Advertisement

Firm makes bid for Broadway

Share

A Northern California real estate firm has paid $43 million to acquire a 115-unit apartment building on Broadway in Glendale, ending the troubled tenure of the original owner.

Palo Alto-based Essex Property Trust Inc. announced Monday it bought 416 E. Broadway out of court-ordered receivership. The building was owned by East Broadway Ventures Inc.

Completed in 2008, the building includes ground-floor retail space and 115 residential units that at first were to be sold as condos. But with the real estate market flagging and anemic sales, the building was converted to apartments in January 2009.

The complex is now 93% occupied, Essex spokeswoman Nicole Culbertson said.
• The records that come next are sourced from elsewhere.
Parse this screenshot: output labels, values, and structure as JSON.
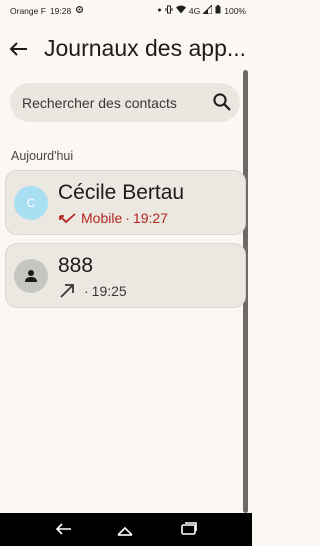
{
  "status": {
    "carrier": "Orange F",
    "time": "19:28",
    "network": "4G",
    "battery": "100%"
  },
  "header": {
    "title": "Journaux des app..."
  },
  "search": {
    "placeholder": "Rechercher des contacts"
  },
  "section_title": "Aujourd'hui",
  "entries": [
    {
      "avatar_letter": "C",
      "name": "Cécile Bertau",
      "call_type": "missed",
      "type_label": "Mobile",
      "time": "19:27"
    },
    {
      "avatar_icon": "person-icon",
      "name": "888",
      "call_type": "outgoing",
      "type_label": "",
      "time": "19:25"
    }
  ],
  "detail_separator": " · ",
  "colors": {
    "background": "#fbf7f3",
    "missed": "#b3261e",
    "avatar": "#a8dff3"
  }
}
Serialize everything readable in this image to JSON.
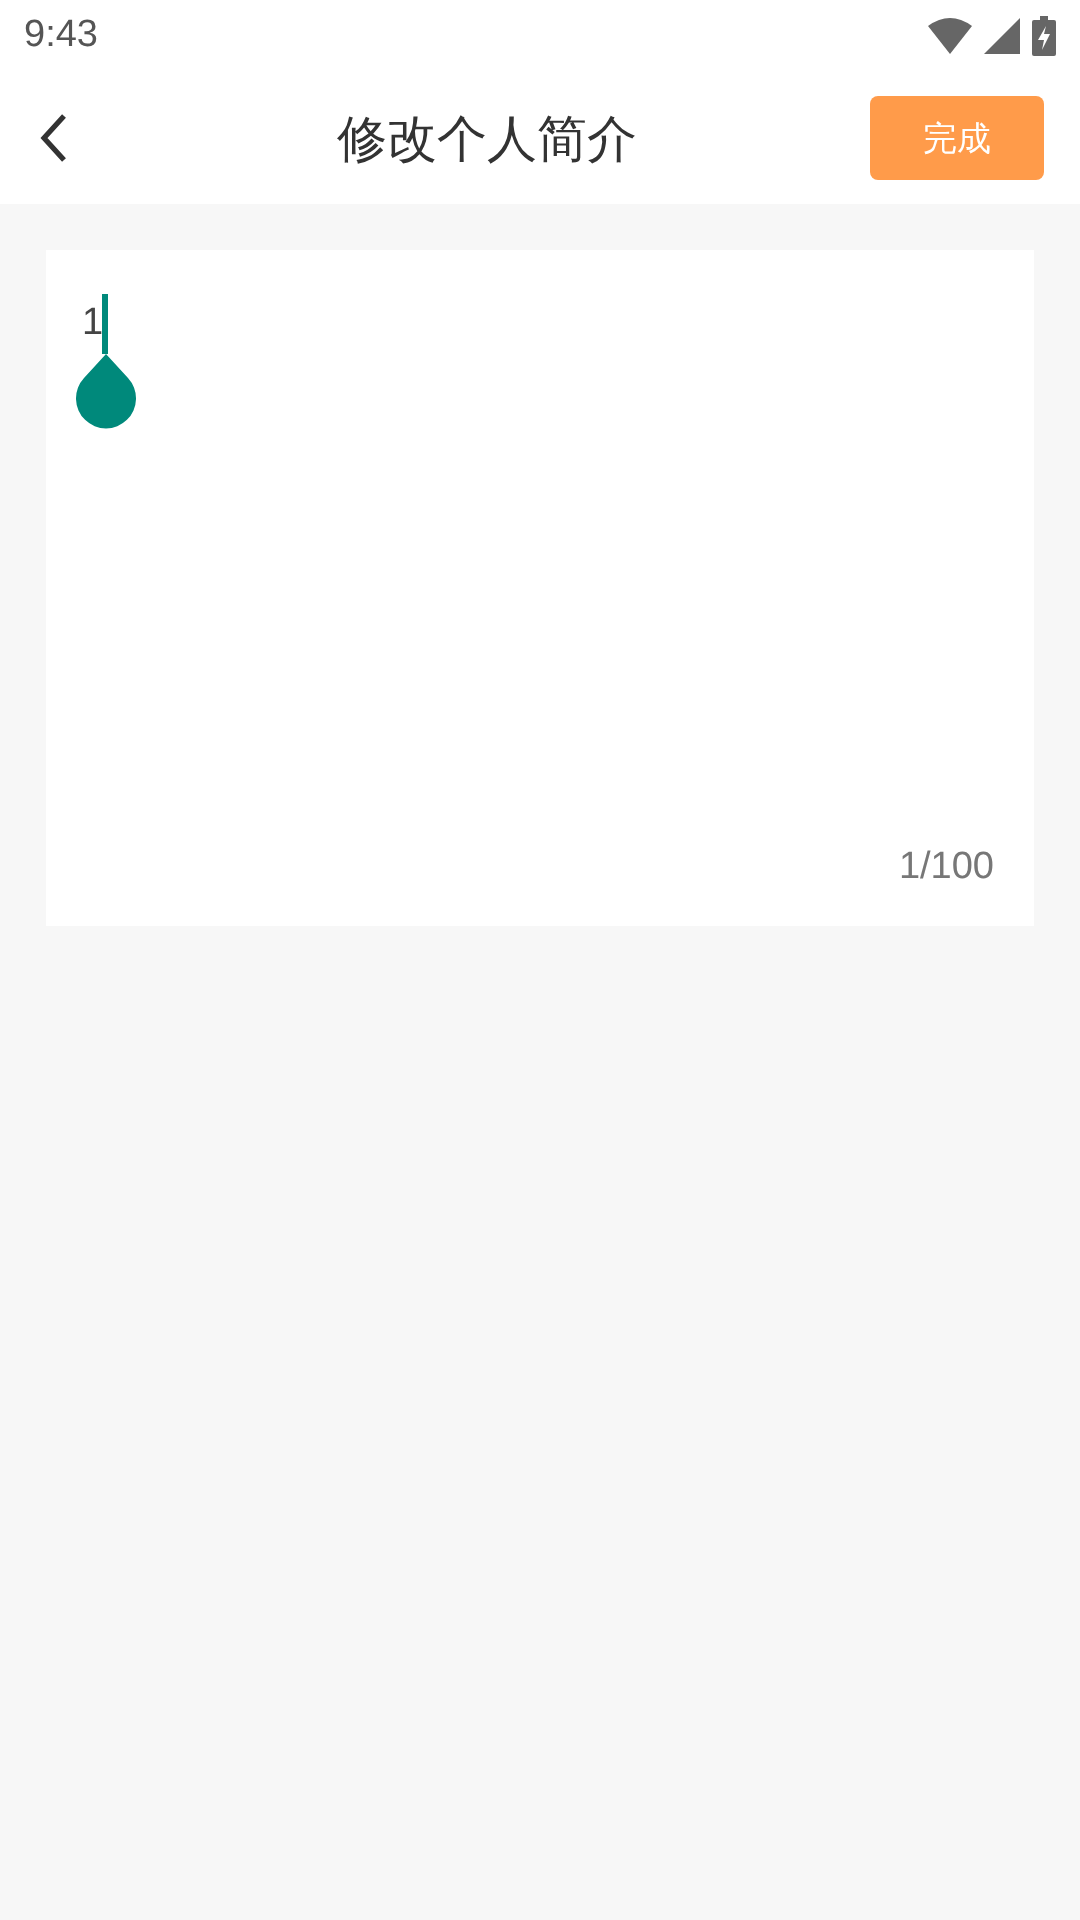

The retail space is vacant except for the building’s apartment leasing office.

The building could be converted again to condos, Culbertson said, though Essex has no immediate plans to do so.

“That is an option in the future, should the condo market come back,” she said.

A series of legal complaints filed by contractors and subcontractors complicated the transaction, according to lawyers involved in the litigation over 416 E. Broadway.

More than a dozen construction and painting firms filed claims in 2009 against the main contractor, Suffolk Construction Co. Inc., saying they had not been paid for their work. Suffolk filed a claim for $2.7 million against East Broadway Ventures and the financier on the project, Netherlands-based MBO North America Fidelity.

All of those claims were resolved with financial settlements before Los Angeles County Superior Court Judge Laura Matz signed off on the sale last week, said Richard Ormond, the attorney for the court-appointed receiver in the case.

“It was a challenging transaction because of the complexity of dealing with a multitude of liens and status of the parties involved,” Ormond said.

While the building sold for $43 million, Ormond said East Broadway Ventures’ initial investment was about $49 million, plus interest and other costs.

In a statement, Essex President and Chief Executive Keith Guericke said the acquisition fits the real estate investment trust’s strategy of picking up properties in “desirable, supply-constrained markets.”

Essex, with nearly 150 properties in California and Washington State, has spent $584 million to buy 12 apartment or condo complexes in 2010.

“These acquisitions further our strategy to allocate capital to markets we believe will outperform in the coming years as supply pipelines diminish and job growth continues,” Guericke said. “Additionally, these communities have the ability to be converted back into condominiums when the for-sale housing market recovers.”